Adesso abbiamo una sola vera scelta: votare NO. Come nel 2016 dicemmo NO alla farlocca riforma che voleva Renzi, bocciata come un ibrido che non riformava nulla ma peggiorava solo l’interpretazione di una Costituzione che per fortuna fu scritta da eminenti studiosi in un italiano dotto ma comprensibile.

Con la nuova legge, ad iniziare dalla prossima legislatura, ci sarebbe un risparmio di circa 60 milioni l’anno. Basterebbe togliere qualche piccolo privilegio o mille euro al mese dagli stipendi di tutti parlamentari per avere un risparmio ben superiore. Quindi non è una questione di soldi, è un problema di filosofia politica. Ma anche di posizioni pratiche: più necessarie sarebbero piccole riforme interne alle stesse Camere. Ad esempio: se un parlamentare per due anni non supera almeno il 50% delle presenze dovrebbe essere espulso automaticamente; se il parlamentare è particolarmente rissoso e viene espulso dall’Aula per almeno tre volte l’anno, lo stipendio gli venga bloccato per sei mesi. Regole di buon senso, regole valide in altri consessi, regole che davvero rendano più uguali i nostri onorevoli. (Chiamatele Daspo, espulsioni, ammonizioni, controlli, verifiche, lobbysmo, furberie varie).

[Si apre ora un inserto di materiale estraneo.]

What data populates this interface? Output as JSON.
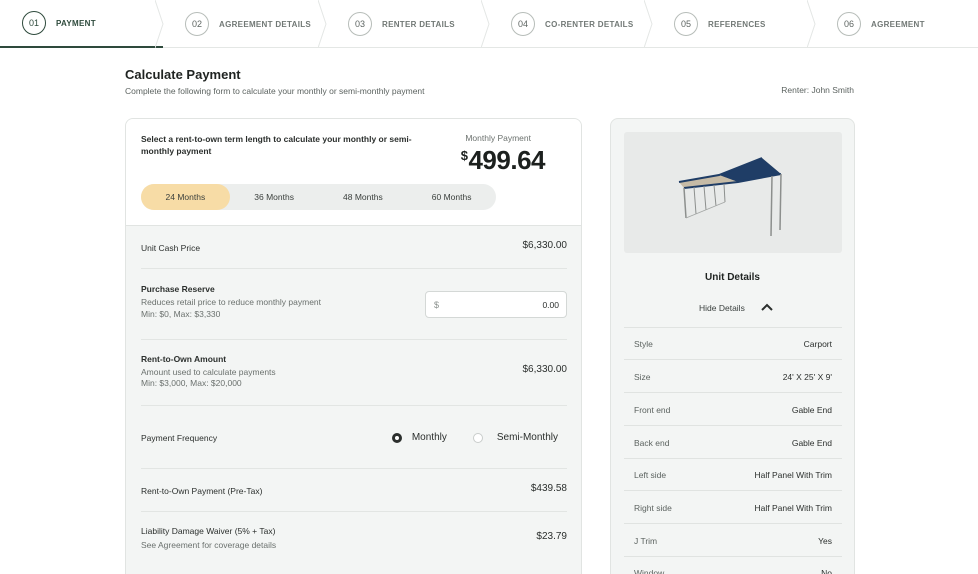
{
  "steps": [
    {
      "num": "01",
      "label": "PAYMENT",
      "active": true
    },
    {
      "num": "02",
      "label": "AGREEMENT DETAILS",
      "active": false
    },
    {
      "num": "03",
      "label": "RENTER DETAILS",
      "active": false
    },
    {
      "num": "04",
      "label": "CO-RENTER DETAILS",
      "active": false
    },
    {
      "num": "05",
      "label": "REFERENCES",
      "active": false
    },
    {
      "num": "06",
      "label": "AGREEMENT",
      "active": false
    }
  ],
  "header": {
    "title": "Calculate Payment",
    "subtitle": "Complete the following form to calculate your monthly or semi-monthly payment",
    "renter": "Renter: John Smith"
  },
  "calculator": {
    "instructions": "Select a rent-to-own term length to calculate your monthly or semi-monthly payment",
    "monthly_payment_label": "Monthly Payment",
    "currency_symbol": "$",
    "monthly_payment_value": "499.64",
    "terms": [
      "24 Months",
      "36 Months",
      "48 Months",
      "60 Months"
    ],
    "selected_term": "24 Months",
    "unit_cash_price": {
      "label": "Unit Cash Price",
      "value": "$6,330.00"
    },
    "purchase_reserve": {
      "label": "Purchase Reserve",
      "description": "Reduces retail price to reduce monthly payment",
      "limits": "Min: $0, Max: $3,330",
      "input_prefix": "$",
      "input_value": "0.00"
    },
    "rent_to_own_amount": {
      "label": "Rent-to-Own Amount",
      "description": "Amount used to calculate payments",
      "limits": "Min: $3,000, Max: $20,000",
      "value": "$6,330.00"
    },
    "payment_frequency": {
      "label": "Payment Frequency",
      "options": [
        "Monthly",
        "Semi-Monthly"
      ],
      "selected": "Monthly"
    },
    "rto_payment": {
      "label": "Rent-to-Own Payment (Pre-Tax)",
      "value": "$439.58"
    },
    "ldw": {
      "label": "Liability Damage Waiver (5% + Tax)",
      "description": "See Agreement for coverage details",
      "value": "$23.79"
    }
  },
  "unit": {
    "title": "Unit Details",
    "toggle_label": "Hide Details",
    "specs": [
      {
        "key": "Style",
        "value": "Carport"
      },
      {
        "key": "Size",
        "value": "24' X 25' X 9'"
      },
      {
        "key": "Front end",
        "value": "Gable End"
      },
      {
        "key": "Back end",
        "value": "Gable End"
      },
      {
        "key": "Left side",
        "value": "Half Panel With Trim"
      },
      {
        "key": "Right side",
        "value": "Half Panel With Trim"
      },
      {
        "key": "J Trim",
        "value": "Yes"
      },
      {
        "key": "Window",
        "value": "No"
      }
    ]
  },
  "colors": {
    "accent": "#2e4a3c",
    "selected_term_bg": "#f7dca6",
    "roof": "#1f3d66",
    "panel": "#b8ad98"
  },
  "icons": {
    "chevron": "chevron-up-icon",
    "radio_checked": "radio-checked-icon",
    "radio_unchecked": "radio-unchecked-icon"
  }
}
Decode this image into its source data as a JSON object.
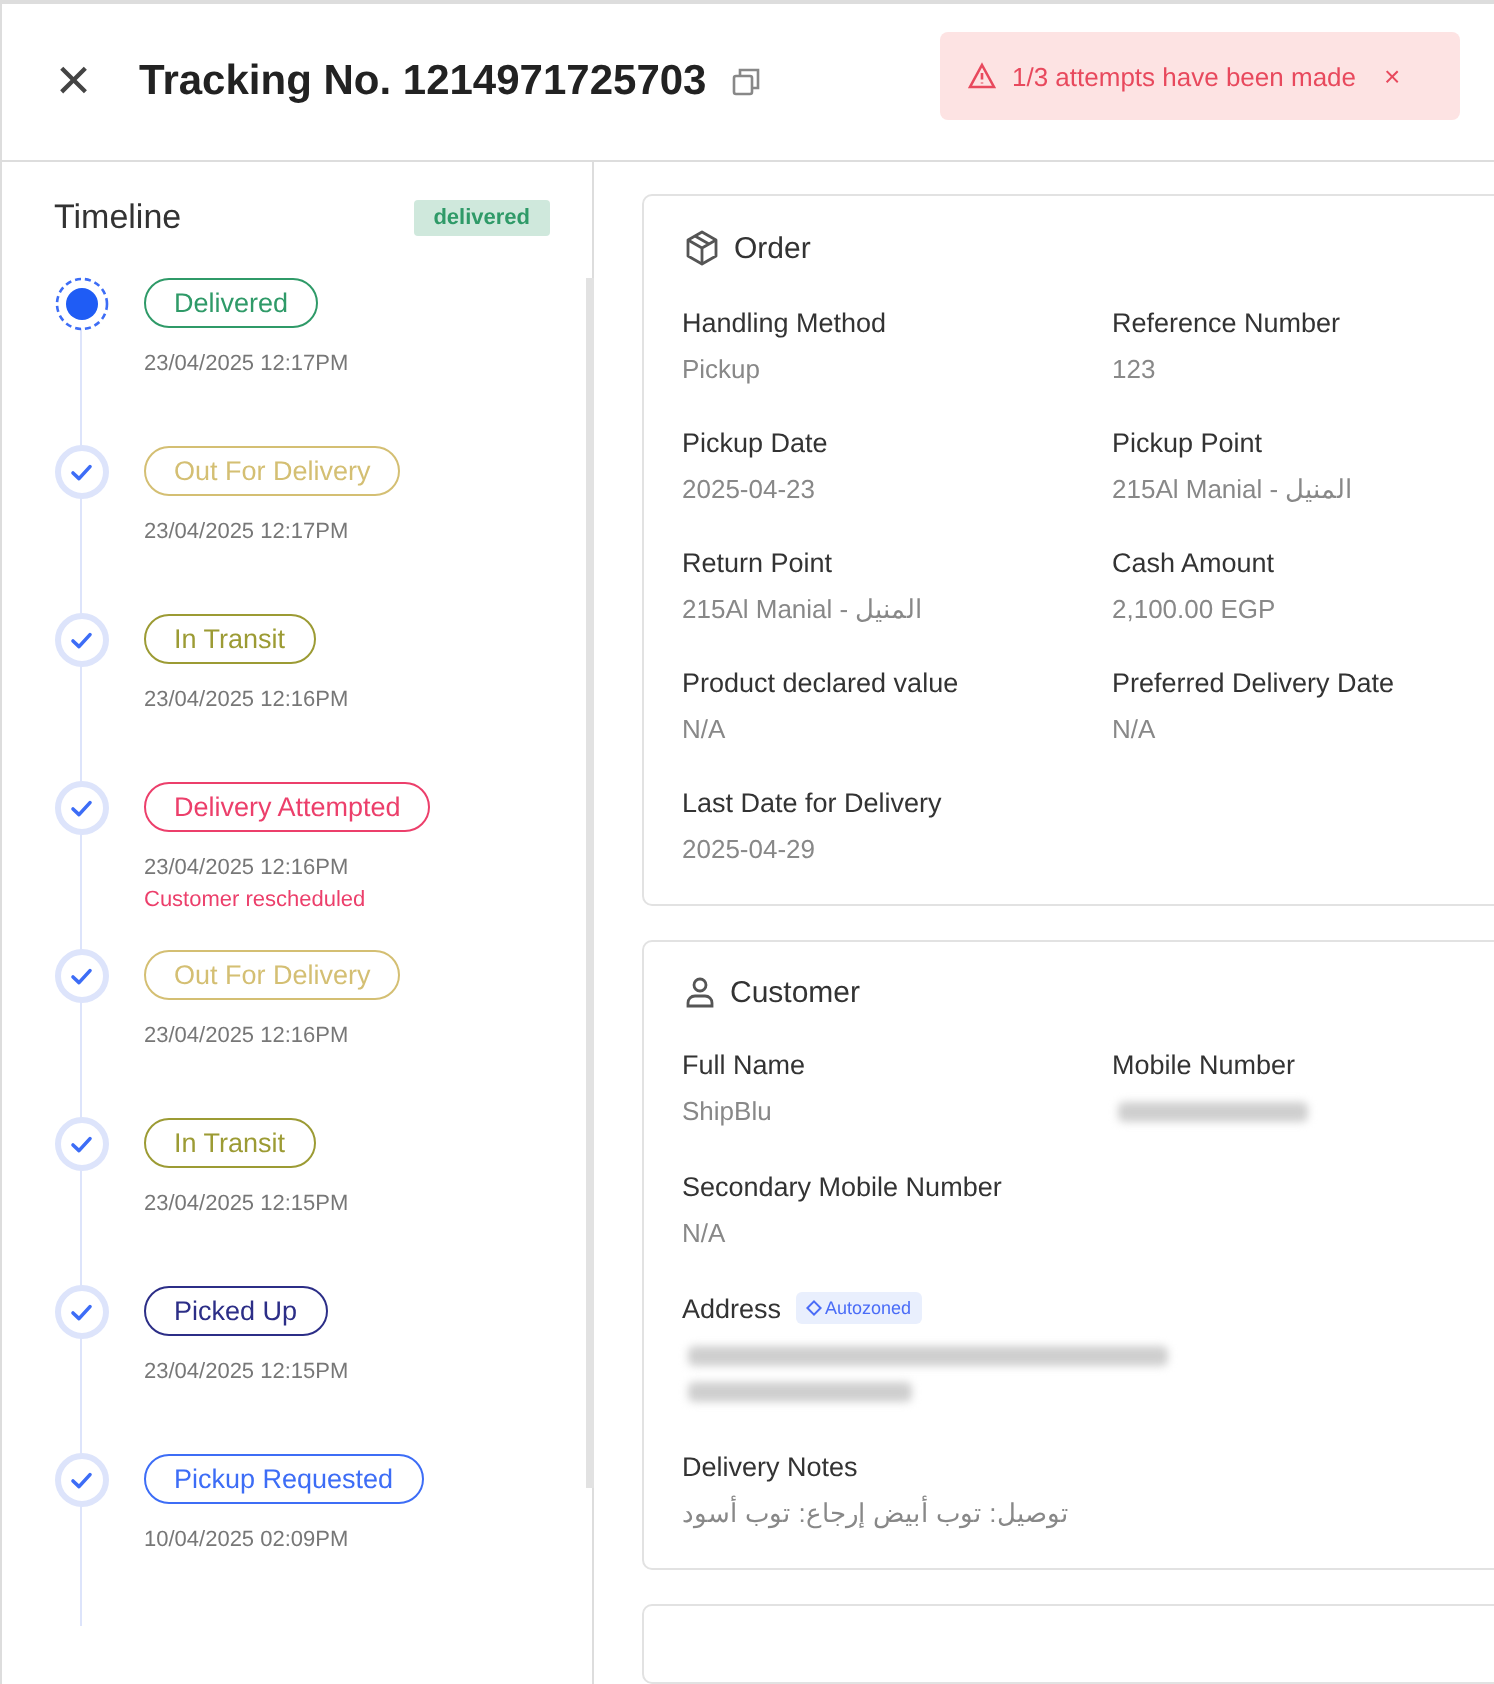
{
  "header": {
    "close_icon": "×",
    "title": "Tracking No. 1214971725703"
  },
  "alert": {
    "message": "1/3 attempts have been made",
    "dismiss": "×"
  },
  "timeline": {
    "title": "Timeline",
    "status_badge": "delivered",
    "events": [
      {
        "status": "Delivered",
        "color": "#2f9a68",
        "kind": "current",
        "time": "23/04/2025 12:17PM"
      },
      {
        "status": "Out For Delivery",
        "color": "#d4bf73",
        "kind": "done",
        "time": "23/04/2025 12:17PM"
      },
      {
        "status": "In Transit",
        "color": "#9c9b34",
        "kind": "done",
        "time": "23/04/2025 12:16PM"
      },
      {
        "status": "Delivery Attempted",
        "color": "#ec3f6b",
        "kind": "done",
        "time": "23/04/2025 12:16PM",
        "note": "Customer rescheduled"
      },
      {
        "status": "Out For Delivery",
        "color": "#d4bf73",
        "kind": "done",
        "time": "23/04/2025 12:16PM"
      },
      {
        "status": "In Transit",
        "color": "#9c9b34",
        "kind": "done",
        "time": "23/04/2025 12:15PM"
      },
      {
        "status": "Picked Up",
        "color": "#2c2e87",
        "kind": "done",
        "time": "23/04/2025 12:15PM"
      },
      {
        "status": "Pickup Requested",
        "color": "#3d6df6",
        "kind": "done",
        "time": "10/04/2025 02:09PM"
      }
    ]
  },
  "order": {
    "title": "Order",
    "fields": [
      {
        "label": "Handling Method",
        "value": "Pickup",
        "kind": "text"
      },
      {
        "label": "Reference Number",
        "value": "123",
        "kind": "text"
      },
      {
        "label": "Pickup Date",
        "value": "2025-04-23",
        "kind": "text"
      },
      {
        "label": "Pickup Point",
        "value": "215Al Manial - المنيل",
        "kind": "text"
      },
      {
        "label": "Return Point",
        "value": "215Al Manial - المنيل",
        "kind": "text"
      },
      {
        "label": "Cash Amount",
        "value": "2,100.00 EGP",
        "kind": "text"
      },
      {
        "label": "Product declared value",
        "value": "N/A",
        "kind": "text"
      },
      {
        "label": "Preferred Delivery Date",
        "value": "N/A",
        "kind": "text"
      },
      {
        "label": "Last Date for Delivery",
        "value": "2025-04-29",
        "kind": "text"
      }
    ]
  },
  "customer": {
    "title": "Customer",
    "fields": [
      {
        "label": "Full Name",
        "value": "ShipBlu",
        "kind": "text"
      },
      {
        "label": "Mobile Number",
        "kind": "redacted"
      },
      {
        "label": "Secondary Mobile Number",
        "value": "N/A",
        "kind": "text",
        "wide": true
      },
      {
        "label": "Address",
        "badge": "Autozoned",
        "kind": "redacted",
        "wide": true
      },
      {
        "label": "Delivery Notes",
        "value": "توصيل: توب أبيض إرجاع: توب أسود",
        "kind": "text",
        "wide": true
      }
    ]
  }
}
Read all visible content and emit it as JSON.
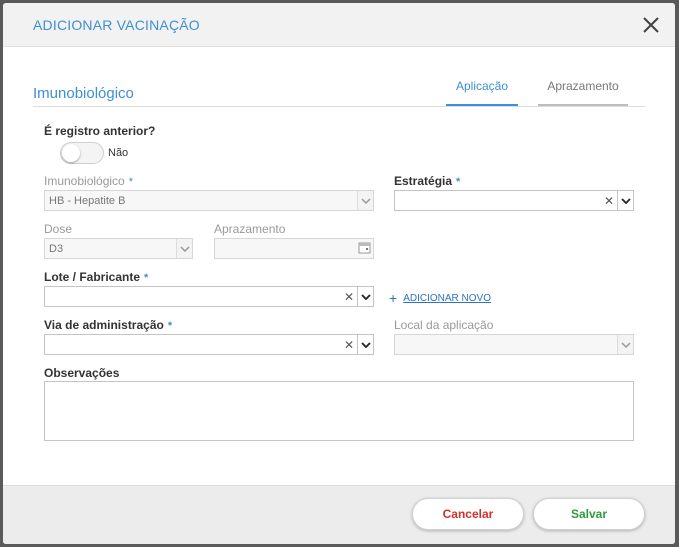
{
  "modal": {
    "title": "ADICIONAR VACINAÇÃO"
  },
  "section": {
    "title": "Imunobiológico"
  },
  "tabs": [
    {
      "label": "Aplicação",
      "active": true
    },
    {
      "label": "Aprazamento",
      "active": false
    }
  ],
  "form": {
    "registro_anterior": {
      "label": "É registro anterior?",
      "toggle_text": "Não",
      "value": false
    },
    "imunobiologico": {
      "label": "Imunobiológico",
      "required_mark": "*",
      "value": "HB - Hepatite B"
    },
    "estrategia": {
      "label": "Estratégia",
      "required_mark": "*",
      "value": ""
    },
    "dose": {
      "label": "Dose",
      "value": "D3"
    },
    "aprazamento": {
      "label": "Aprazamento",
      "value": ""
    },
    "lote": {
      "label": "Lote / Fabricante",
      "required_mark": "*",
      "value": "",
      "add_new": "ADICIONAR NOVO"
    },
    "via": {
      "label": "Via de administração",
      "required_mark": "*",
      "value": ""
    },
    "local": {
      "label": "Local da aplicação",
      "value": ""
    },
    "observacoes": {
      "label": "Observações",
      "value": ""
    }
  },
  "footer": {
    "cancel_label": "Cancelar",
    "save_label": "Salvar"
  },
  "colors": {
    "accent": "#3d8fd6",
    "cancel": "#d0312d",
    "save": "#2f9a3d"
  },
  "icons": {
    "close": "close-icon",
    "dropdown": "chevron-down-icon",
    "calendar": "calendar-icon",
    "plus": "plus-icon",
    "clear": "clear-icon"
  }
}
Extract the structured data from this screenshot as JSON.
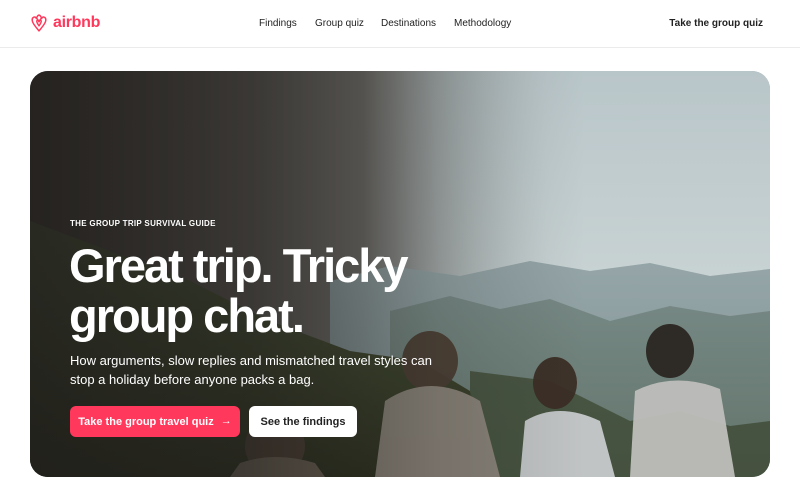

Votare invece la loro semplice riduzione implica notevoli rischi, non ultimo quello demagogico delle riforme fatte in nome del popolo arrabbiato, che poi dovrà tenersi i tagli alla sanità e alla scuola, seguendo lo stesso schema del risparmio. A meno che l’intento finale non sia quello di risparmiare così tanto da arrivare alla necessaria riforma che preveda una decina di persone a decidere su tutto, magari con una più forte e decisionista che delibera ancora più degli altri nove. Per fare un gran casino penso che basterebbero: la Storia ce lo ha già raccontato.

Bisogna votare NO perché per riformare la Costituzione, dopo 75 anni, bisognerebbe convocare una nuova costituente, eleggere a tal fine persone esperte e perbene, cambiare alcune regole in relazione alla nostra appartenenza europea, adeguando l’intero assetto istituzionale alla velocità della nostra epoca. Certamente non potremo rifondare una nazione seguendo la Quarta Repubblica di Nicola Porro su Rete 4. No, proprio No.